A reforma é grande, mas ainda existem diversos pontos que precisarão ser discutidos com a possibilidade de negociação entre empregadores e empregados |
A proposta de reforma trabalhista do governo está causando o maior alvoroço entre empresários e colaboradores – isso porque existem muitas ideias pouco discutidas com a “cabeça fria”. Muitas são as dúvidas se este cenário é algo positivo ou negativo e até onde pode influenciar no dia a dia do brasileiro e no mercado. Afinal, esta é ou não é uma medida? Conversamos com a advogada Dr.ª Beatriz Dainese, da Giugliani Advogados, para comentar sobre algumas das principais dúvidas e pontos da nova medida. Confira:
Férias três vezes ao ano
Esta alteração veio para viabilizar que funcionários e empregadores possam melhor negociar períodos de férias. Isso porque, muitas vezes, os funcionários preferiam “vender suas férias”, o que dificultava muito a negociação dos períodos com os empregadores. No mais, em muitos casos, afastar um funcionário por mais de cinco dias pode ser muito prejudicial para a atividade da empresa, dada a importância que alguns funcionários refletem para elas. Com essa possibilidade de dividir as férias em três períodos, ambos podem ser beneficiados, sem, contudo, tirar o principal objetivo das férias, que é permitir que o funcionário descanse para voltar a sua rotina normal de trabalho.
Negociações e acordos
A flexibilização das negociações entre funcionários e empregadores vem para adequar a necessidade de ambas as partes à atualidade que estamos vivendo. Muitas vezes, a inflexibilidade na negociação prejudica ambas as partes, mormente os funcionários. Com este aumento da possibilidade de negociação, ambas as partes poderão verificar o que melhor se adequa a cada categoria, sem restringir nenhum direito fundamental. A preocupação se dá com a previsão de que o “Acordo” se sobreporá à legislação. Infelizmente não é em todas as categorias profissionais que temos uma efetiva representação sindical e, desta forma, poderá haver grandes insurgências entre os acordos e a legislação vigente. Nas situações abaixo a negociação entre funcionário e empregador poderá prevalecer sobre a lei trabalhista, segundo a proposta do governo:
– Parcelamento das férias anuais em até 3 vezes.
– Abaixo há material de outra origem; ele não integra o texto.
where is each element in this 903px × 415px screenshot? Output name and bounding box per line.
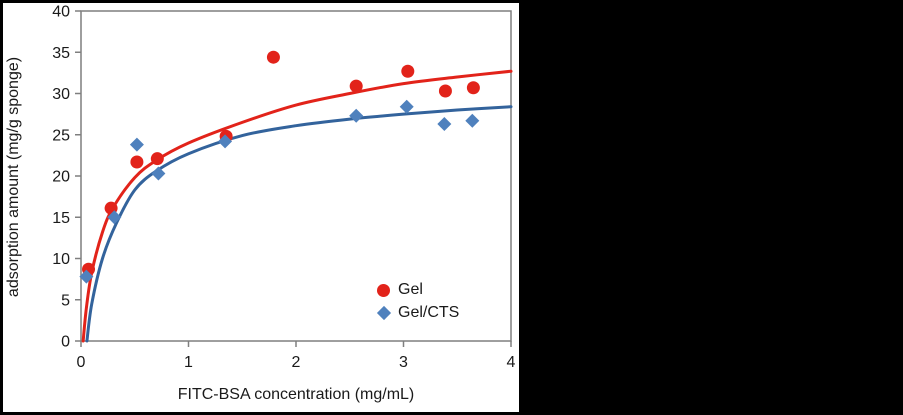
x-tick-label: 4 (507, 354, 516, 371)
x-tick-label: 1 (184, 354, 193, 371)
x-axis-title: FITC-BSA concentration (mg/mL) (177, 386, 415, 403)
y-tick-label: 15 (52, 210, 70, 227)
y-tick-label: 35 (52, 45, 70, 62)
y-tick-label: 20 (52, 169, 70, 186)
legend-label-gelcts: Gel/CTS (398, 304, 460, 321)
gelcts-data-point (107, 210, 122, 225)
gel-circle-icon (377, 283, 390, 297)
x-tick-label: 2 (292, 354, 301, 371)
legend-item-gel: Gel (377, 280, 459, 300)
x-tick-label: 3 (399, 354, 408, 371)
y-tick-label: 5 (61, 292, 70, 309)
gel-data-point (266, 50, 280, 64)
gelcts-data-point (79, 269, 94, 284)
legend-label-gel: Gel (398, 281, 423, 298)
gel-data-point (438, 84, 452, 98)
gelcts-trendline (85, 105, 513, 343)
gelcts-data-point (129, 137, 144, 152)
gel-data-point (349, 79, 363, 93)
gelcts-diamond-icon (376, 305, 391, 321)
gel-data-point (150, 152, 164, 166)
y-tick-label: 0 (61, 334, 70, 351)
gelcts-data-point (437, 117, 452, 132)
y-tick-label: 25 (52, 127, 70, 144)
gelcts-data-point (349, 108, 364, 123)
y-axis-title: adsorption amount (mg/g sponge) (5, 56, 22, 298)
chart-panel: 0 1 2 3 4 0 5 10 15 20 25 30 35 40 FITC-BSA concentra… (3, 3, 519, 412)
legend: Gel Gel/CTS (376, 280, 460, 323)
gelcts-data-point (465, 113, 480, 128)
gelcts-data-point (399, 99, 414, 114)
y-tick-label: 30 (52, 86, 70, 103)
legend-item-gelcts: Gel/CTS (376, 303, 460, 323)
y-tick-label: 40 (52, 4, 70, 21)
gelcts-data-point (151, 166, 166, 181)
gel-data-point (466, 81, 480, 95)
x-tick-label: 0 (77, 354, 86, 371)
gelcts-data-point (218, 134, 233, 149)
gel-data-point (401, 64, 415, 78)
y-tick-label: 10 (52, 251, 70, 268)
gel-data-point (130, 155, 144, 169)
– Cumprimento da jornada limitada a 220 horas mensais (44 semanais).
– Participação nos lucros e resultados da empresa.
– Horas no trajeto entre trabalho e moradia.
– Intervalo intrajornada respeitando o limite mínimo de 30 minutos.
– Ingresso no Programa do Seguro Emprego.
– Plano de cargos e salários.
– Banco de horas, garantida a hora adicional com acréscimo de no mínimo 50%.
– Trabalho remoto.
– Remuneração por produtividade.
-Registro da jornada de trabalho (ponto).
Terceirização
A terceirização ocorre quando uma empresa ou pessoa física contrata outra empresa para realizar determinados serviços. A principal mudança foi a possibilidade de contratar prestadores de serviços para a atividade fim das empresas. Isso significa, por exemplo, que em uma empresa de software que antes somente poderia terceirizar uma atividade meio, como a limpeza e a contabilidade, agora poderá terceirizar a própria produção do software. Não podemos perder de vista que a lei vem regularizar algumas relações já existentes, na qual o empreendedor assumia o risco. Agora com a possibilidade de contratar prestadores de serviço para atividades fim, as empresas terão regularidade nessa prática.
Antes de “terceirizar” toda a sua força de trabalho, é importante se atentar a algumas questões. Embora agora seja possível contratar prestadores para uma atividade fim, se houver subordinação, habitualidade e pessoalidade do trabalhador, o tipo de contrato ainda deverá ser o CLT. Este ponto não foi alterado e representa um grande risco de uma terceirização “desenfreada”.
O texto prevê a responsabilidade subsidiária da empresa contratante em relação às obrigações da prestadora de serviços. Assim, em um processo trabalhista, a empresa contratante poderá ser obrigada a indenizar o profissional em dinheiro ou penhorar bens somente se a prestadora dos serviços não tiver outros itens para o pagamento da condenação por conta de direitos não pagos.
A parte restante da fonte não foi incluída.